Be Vigilant for Changes in Personality and Behavior

If your loved one has dementia or Alzheimer’s disease, he or she may be unable to express or even remember the type of treatment he or she receives from nursing home staff. Because you cannot simply ask the resident about the quality of care he or she is receiving, you will have to look for changes in your loved one’s mood and behavior that could indicate that something is wrong. If the resident cowers, fidgets, or acts nervous when a certain staff member walks into the room, this could be an indication that the resident has suffered abuse at the hands of that staff member.

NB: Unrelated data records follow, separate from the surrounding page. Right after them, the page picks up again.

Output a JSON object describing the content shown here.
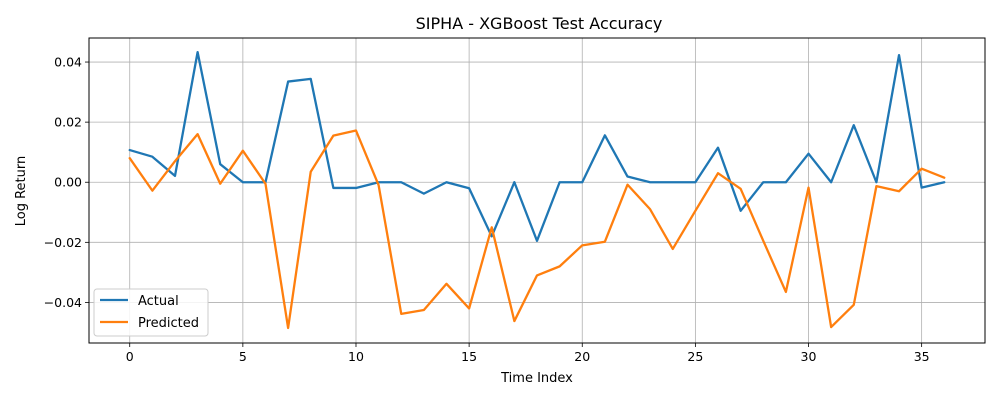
{
  "chart_data": {
    "type": "line",
    "title": "SIPHA - XGBoost Test Accuracy",
    "xlabel": "Time Index",
    "ylabel": "Log Return",
    "xlim": [
      -1.8,
      37.8
    ],
    "ylim": [
      -0.0535,
      0.048
    ],
    "xticks": [
      0,
      5,
      10,
      15,
      20,
      25,
      30,
      35
    ],
    "yticks": [
      -0.04,
      -0.02,
      0.0,
      0.02,
      0.04
    ],
    "xtick_labels": [
      "0",
      "5",
      "10",
      "15",
      "20",
      "25",
      "30",
      "35"
    ],
    "ytick_labels": [
      "−0.04",
      "−0.02",
      "0.00",
      "0.02",
      "0.04"
    ],
    "grid": true,
    "legend_position": "lower-left",
    "x": [
      0,
      1,
      2,
      3,
      4,
      5,
      6,
      7,
      8,
      9,
      10,
      11,
      12,
      13,
      14,
      15,
      16,
      17,
      18,
      19,
      20,
      21,
      22,
      23,
      24,
      25,
      26,
      27,
      28,
      29,
      30,
      31,
      32,
      33,
      34,
      35,
      36
    ],
    "series": [
      {
        "name": "Actual",
        "color": "#1f77b4",
        "values": [
          0.0107,
          0.0085,
          0.0021,
          0.0433,
          0.006,
          0.0,
          0.0,
          0.0335,
          0.0344,
          -0.0019,
          -0.0019,
          0.0,
          0.0,
          -0.0038,
          0.0,
          -0.002,
          -0.018,
          0.0,
          -0.0195,
          0.0,
          0.0,
          0.0156,
          0.0019,
          0.0,
          0.0,
          0.0,
          0.0115,
          -0.0095,
          0.0,
          0.0,
          0.0095,
          0.0,
          0.019,
          0.0,
          0.0423,
          -0.0018,
          0.0
        ]
      },
      {
        "name": "Predicted",
        "color": "#ff7f0e",
        "values": [
          0.008,
          -0.0028,
          0.007,
          0.016,
          -0.0005,
          0.0105,
          -0.0005,
          -0.0485,
          0.0035,
          0.0155,
          0.0172,
          -0.001,
          -0.0438,
          -0.0425,
          -0.0338,
          -0.042,
          -0.015,
          -0.0462,
          -0.031,
          -0.028,
          -0.021,
          -0.0198,
          -0.0008,
          -0.009,
          -0.0222,
          -0.0095,
          0.003,
          -0.0022,
          -0.0195,
          -0.0365,
          -0.0018,
          -0.0482,
          -0.0408,
          -0.0013,
          -0.003,
          0.0045,
          0.0015
        ]
      }
    ]
  }
}
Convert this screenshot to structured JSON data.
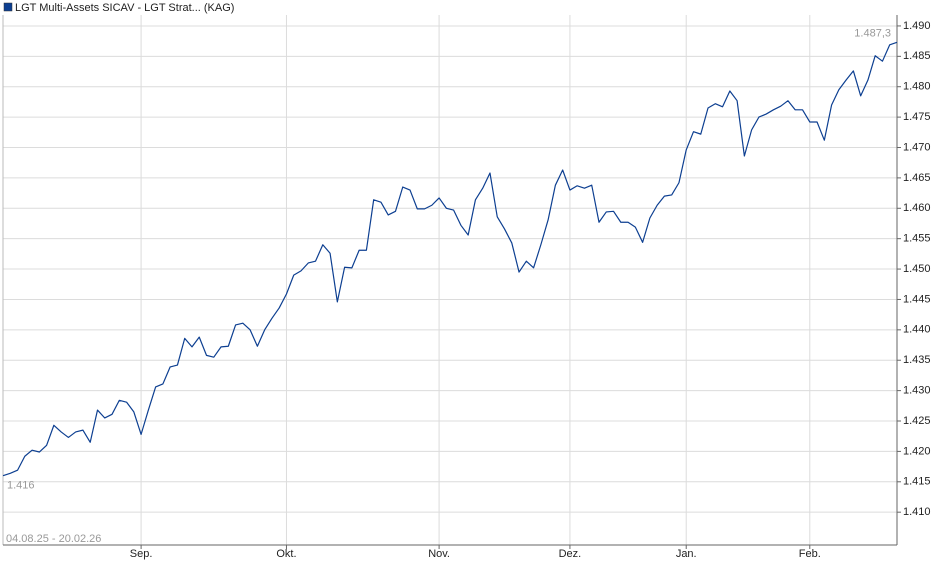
{
  "chart_data": {
    "type": "line",
    "legend_title": "LGT Multi-Assets SICAV - LGT Strat... (KAG)",
    "date_range": "04.08.25 - 20.02.26",
    "categories": [
      null,
      null,
      null,
      null,
      null,
      null,
      null,
      null,
      null,
      null,
      null,
      null,
      null,
      null,
      null,
      null,
      null,
      null,
      null,
      "Sep.",
      null,
      null,
      null,
      null,
      null,
      null,
      null,
      null,
      null,
      null,
      null,
      null,
      null,
      null,
      null,
      null,
      null,
      null,
      null,
      "Okt.",
      null,
      null,
      null,
      null,
      null,
      null,
      null,
      null,
      null,
      null,
      null,
      null,
      null,
      null,
      null,
      null,
      null,
      null,
      null,
      null,
      "Nov.",
      null,
      null,
      null,
      null,
      null,
      null,
      null,
      null,
      null,
      null,
      null,
      null,
      null,
      null,
      null,
      null,
      null,
      "Dez.",
      null,
      null,
      null,
      null,
      null,
      null,
      null,
      null,
      null,
      null,
      null,
      null,
      null,
      null,
      null,
      "Jan.",
      null,
      null,
      null,
      null,
      null,
      null,
      null,
      null,
      null,
      null,
      null,
      null,
      null,
      null,
      null,
      null,
      "Feb.",
      null,
      null,
      null,
      null,
      null,
      null,
      null,
      null,
      null,
      null,
      null,
      null
    ],
    "series": [
      {
        "name": "LGT Multi-Assets SICAV - LGT Strat... (KAG)",
        "color": "#0d3f91",
        "values": [
          1416,
          1416.4,
          1416.9,
          1419.2,
          1420.2,
          1419.9,
          1421.0,
          1424.3,
          1423.2,
          1422.3,
          1423.2,
          1423.5,
          1421.5,
          1426.8,
          1425.5,
          1426.1,
          1428.4,
          1428.1,
          1426.5,
          1422.8,
          1426.8,
          1430.6,
          1431.1,
          1433.9,
          1434.2,
          1438.6,
          1437.2,
          1438.8,
          1435.8,
          1435.5,
          1437.2,
          1437.3,
          1440.8,
          1441.1,
          1440.0,
          1437.3,
          1440.0,
          1441.9,
          1443.6,
          1445.9,
          1449.0,
          1449.7,
          1451.0,
          1451.3,
          1454.0,
          1452.6,
          1444.6,
          1450.3,
          1450.2,
          1453.1,
          1453.1,
          1461.4,
          1461.0,
          1458.9,
          1459.5,
          1463.5,
          1463.0,
          1459.9,
          1459.9,
          1460.5,
          1461.7,
          1460.0,
          1459.7,
          1457.2,
          1455.6,
          1461.4,
          1463.3,
          1465.8,
          1458.6,
          1456.6,
          1454.3,
          1449.5,
          1451.3,
          1450.2,
          1454.0,
          1458.1,
          1463.8,
          1466.3,
          1463.0,
          1463.7,
          1463.3,
          1463.8,
          1457.7,
          1459.4,
          1459.5,
          1457.7,
          1457.7,
          1456.9,
          1454.4,
          1458.4,
          1460.5,
          1462.0,
          1462.2,
          1464.2,
          1469.6,
          1472.6,
          1472.2,
          1476.5,
          1477.2,
          1476.7,
          1479.3,
          1477.7,
          1468.6,
          1472.9,
          1475.0,
          1475.5,
          1476.2,
          1476.8,
          1477.7,
          1476.2,
          1476.2,
          1474.2,
          1474.2,
          1471.2,
          1477.0,
          1479.5,
          1481.1,
          1482.6,
          1478.5,
          1481.1,
          1485.1,
          1484.2,
          1486.9,
          1487.3
        ]
      }
    ],
    "annotations": [
      {
        "text": "1.487,3",
        "value": 1487.3
      },
      {
        "text": "1.416",
        "value": 1416
      }
    ],
    "ylim": [
      1404.6,
      1491.8
    ],
    "yticks": [
      {
        "value": 1410,
        "label": "1.410"
      },
      {
        "value": 1415,
        "label": "1.415"
      },
      {
        "value": 1420,
        "label": "1.420"
      },
      {
        "value": 1425,
        "label": "1.425"
      },
      {
        "value": 1430,
        "label": "1.430"
      },
      {
        "value": 1435,
        "label": "1.435"
      },
      {
        "value": 1440,
        "label": "1.440"
      },
      {
        "value": 1445,
        "label": "1.445"
      },
      {
        "value": 1450,
        "label": "1.450"
      },
      {
        "value": 1455,
        "label": "1.455"
      },
      {
        "value": 1460,
        "label": "1.460"
      },
      {
        "value": 1465,
        "label": "1.465"
      },
      {
        "value": 1470,
        "label": "1.470"
      },
      {
        "value": 1475,
        "label": "1.475"
      },
      {
        "value": 1480,
        "label": "1.480"
      },
      {
        "value": 1485,
        "label": "1.485"
      },
      {
        "value": 1490,
        "label": "1.490"
      }
    ],
    "grid": true
  }
}
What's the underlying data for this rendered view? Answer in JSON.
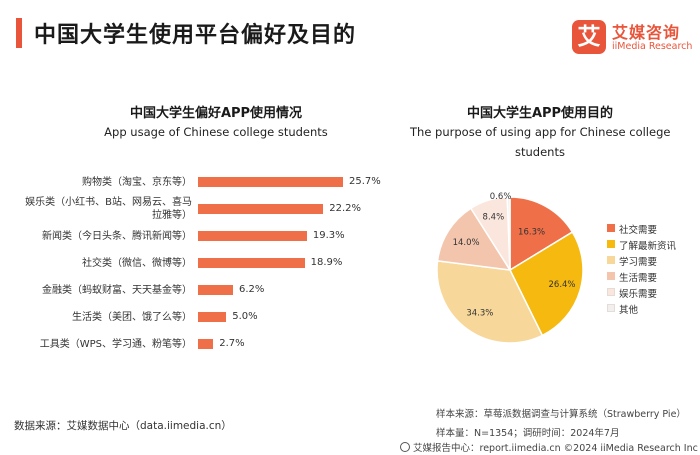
{
  "header": {
    "title": "中国大学生使用平台偏好及目的",
    "logo_mark": "艾",
    "logo_cn": "艾媒咨询",
    "logo_en": "iiMedia Research"
  },
  "chart_data": [
    {
      "type": "bar",
      "orientation": "horizontal",
      "title": "中国大学生偏好APP使用情况",
      "subtitle": "App usage of Chinese college students",
      "categories": [
        "购物类（淘宝、京东等）",
        "娱乐类（小红书、B站、网易云、喜马拉雅等）",
        "新闻类（今日头条、腾讯新闻等）",
        "社交类（微信、微博等）",
        "金融类（蚂蚁财富、天天基金等）",
        "生活类（美团、饿了么等）",
        "工具类（WPS、学习通、粉笔等）"
      ],
      "category_lines": [
        [
          "购物类（淘宝、京东等）"
        ],
        [
          "娱乐类（小红书、B站、网易云、喜马",
          "拉雅等）"
        ],
        [
          "新闻类（今日头条、腾讯新闻等）"
        ],
        [
          "社交类（微信、微博等）"
        ],
        [
          "金融类（蚂蚁财富、天天基金等）"
        ],
        [
          "生活类（美团、饿了么等）"
        ],
        [
          "工具类（WPS、学习通、粉笔等）"
        ]
      ],
      "values": [
        25.7,
        22.2,
        19.3,
        18.9,
        6.2,
        5.0,
        2.7
      ],
      "value_labels": [
        "25.7%",
        "22.2%",
        "19.3%",
        "18.9%",
        "6.2%",
        "5.0%",
        "2.7%"
      ],
      "color": "#ef6f49",
      "grid": false
    },
    {
      "type": "pie",
      "title": "中国大学生APP使用目的",
      "subtitle": "The purpose of using app for Chinese college students",
      "subtitle_lines": [
        "The purpose of using app for Chinese college",
        "students"
      ],
      "slices": [
        {
          "label": "社交需要",
          "value": 16.3,
          "value_label": "16.3%",
          "color": "#ef6f49"
        },
        {
          "label": "了解最新资讯",
          "value": 26.4,
          "value_label": "26.4%",
          "color": "#f5b90f"
        },
        {
          "label": "学习需要",
          "value": 34.3,
          "value_label": "34.3%",
          "color": "#f7d79a"
        },
        {
          "label": "生活需要",
          "value": 14.0,
          "value_label": "14.0%",
          "color": "#f3c5ad"
        },
        {
          "label": "娱乐需要",
          "value": 8.4,
          "value_label": "8.4%",
          "color": "#fae6dc"
        },
        {
          "label": "其他",
          "value": 0.6,
          "value_label": "0.6%",
          "color": "#f1efef"
        }
      ],
      "legend_position": "right"
    }
  ],
  "footer": {
    "source_left": "数据来源：艾媒数据中心（data.iimedia.cn）",
    "sample_source": "样本来源：草莓派数据调查与计算系统（Strawberry Pie）",
    "sample_size": "样本量：N=1354；调研时间：2024年7月",
    "report_center": "艾媒报告中心：report.iimedia.cn  ©2024  iiMedia Research  Inc"
  }
}
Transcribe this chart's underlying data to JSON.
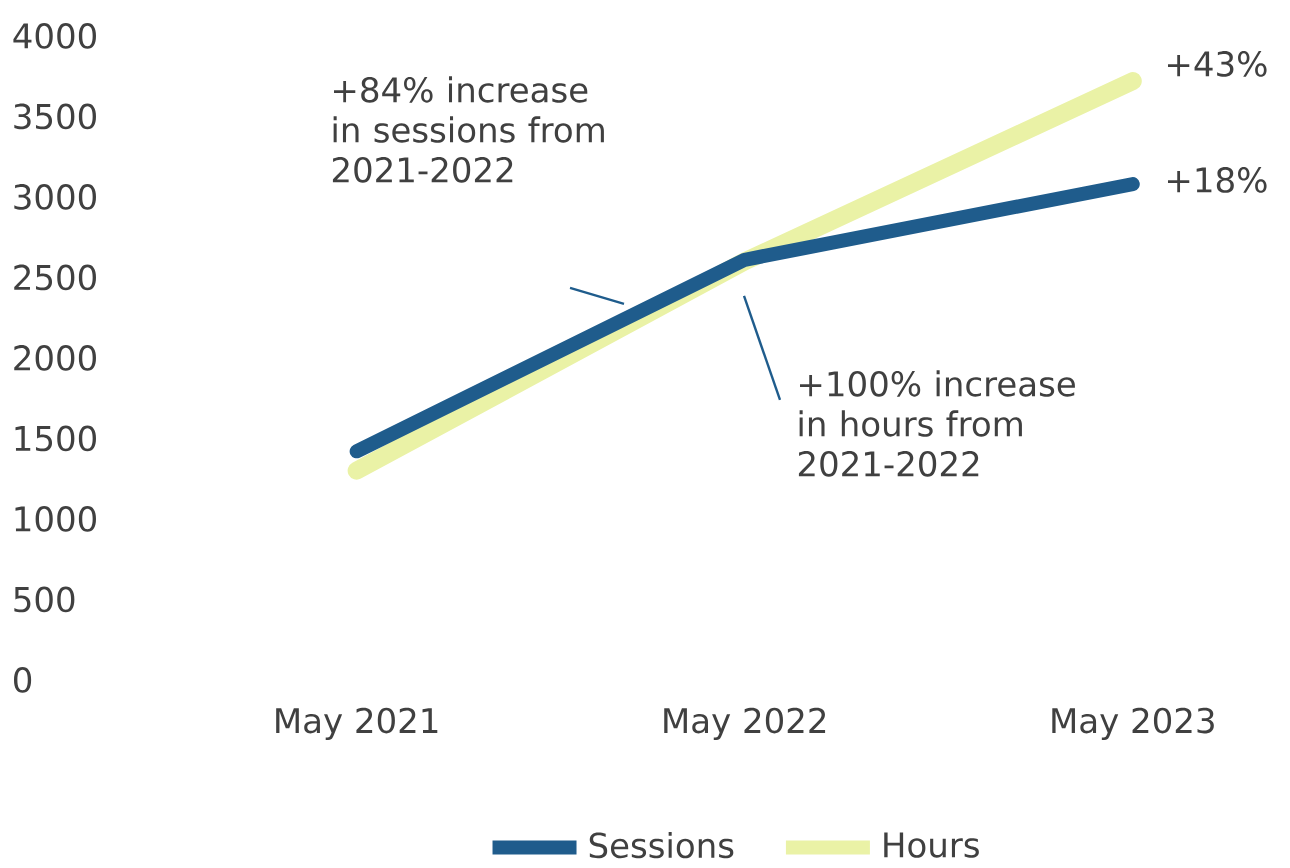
{
  "chart_data": {
    "type": "line",
    "categories": [
      "May 2021",
      "May 2022",
      "May 2023"
    ],
    "series": [
      {
        "name": "Sessions",
        "color": "#1f5c8c",
        "values": [
          1420,
          2610,
          3080
        ]
      },
      {
        "name": "Hours",
        "color": "#eaf2a6",
        "values": [
          1300,
          2600,
          3720
        ]
      }
    ],
    "ylim": [
      0,
      4000
    ],
    "yticks": [
      0,
      500,
      1000,
      1500,
      2000,
      2500,
      3000,
      3500,
      4000
    ],
    "grid": false,
    "legend": "bottom",
    "marker": "none",
    "line_style": "solid",
    "annotations": [
      "+84% increase in sessions from 2021-2022",
      "+100% increase in hours from 2021-2022",
      "+43%",
      "+18%"
    ]
  }
}
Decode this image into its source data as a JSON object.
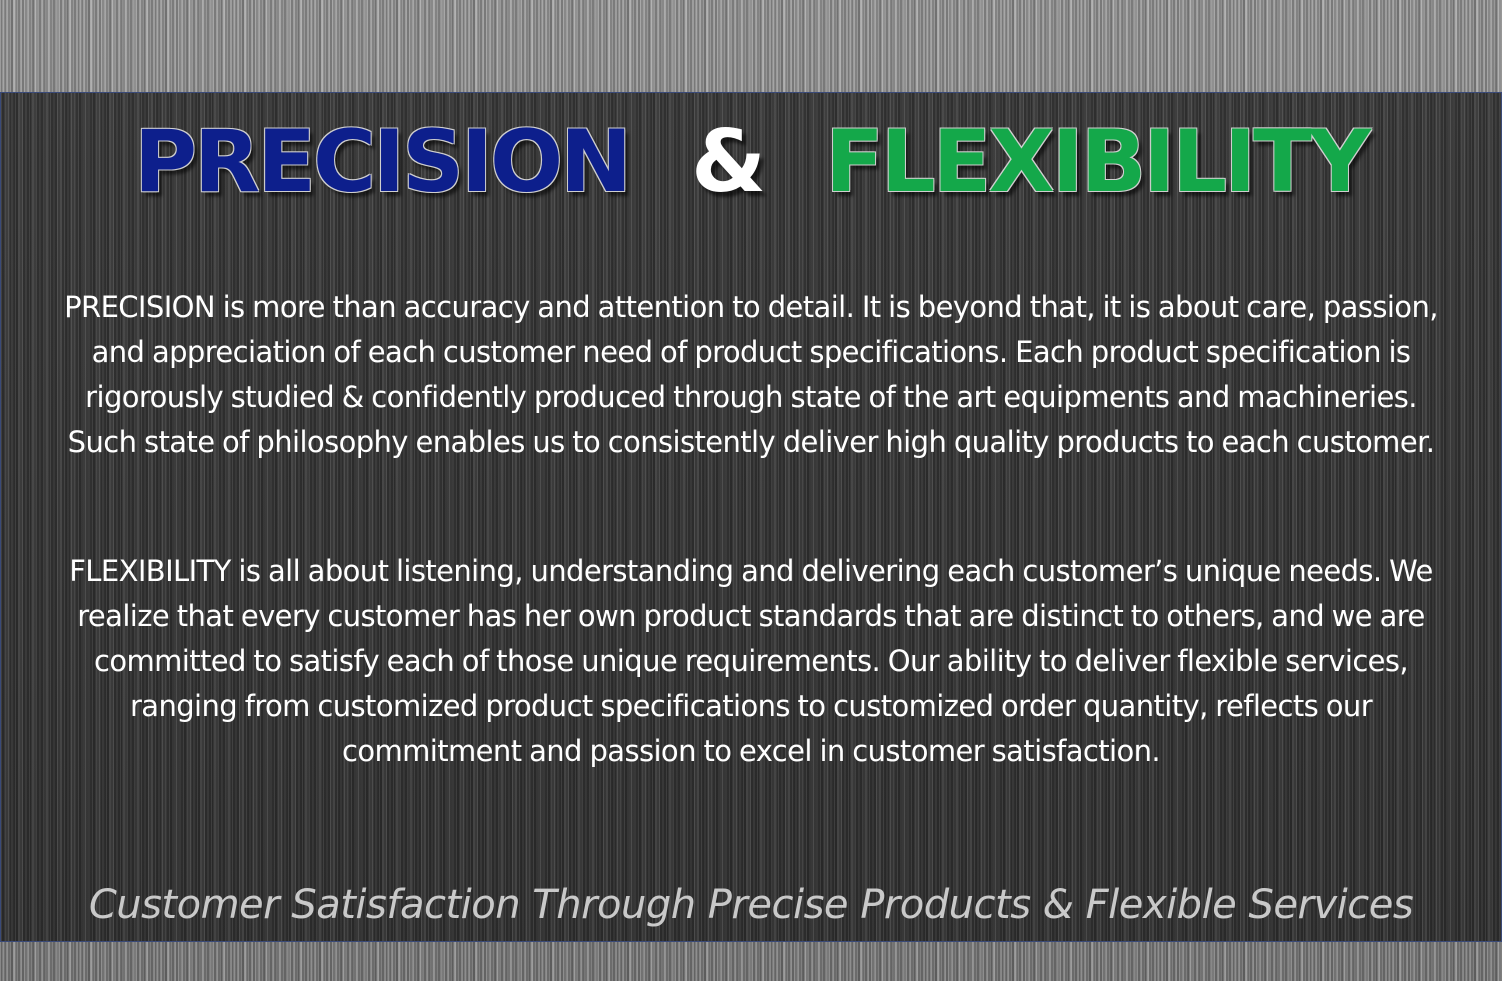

Other signs of mental abuse include:

  • Loss of interest or enthusiasm in things that the resident used to enjoy
  • Unusual behavior such as thumb sucking or rocking back and forth
  • Avoidance of eye contact
  • Increased agitation and irritability
  • Refusal of food and water

Speak to Staff About Your Concerns

If you have noticed changes in your loved one’s behavior or mood, speak to staff about your concerns. Staff should be fully willing to discuss these concerns with you. Staff who are offended or annoyed by questions about a resident’s health may have something to hide. Contradictory statements about a resident’s health or behavior may also be signs of neglect or abuse. If nursing home staff refuse to let you be alone with your loved one, this is a major red flag.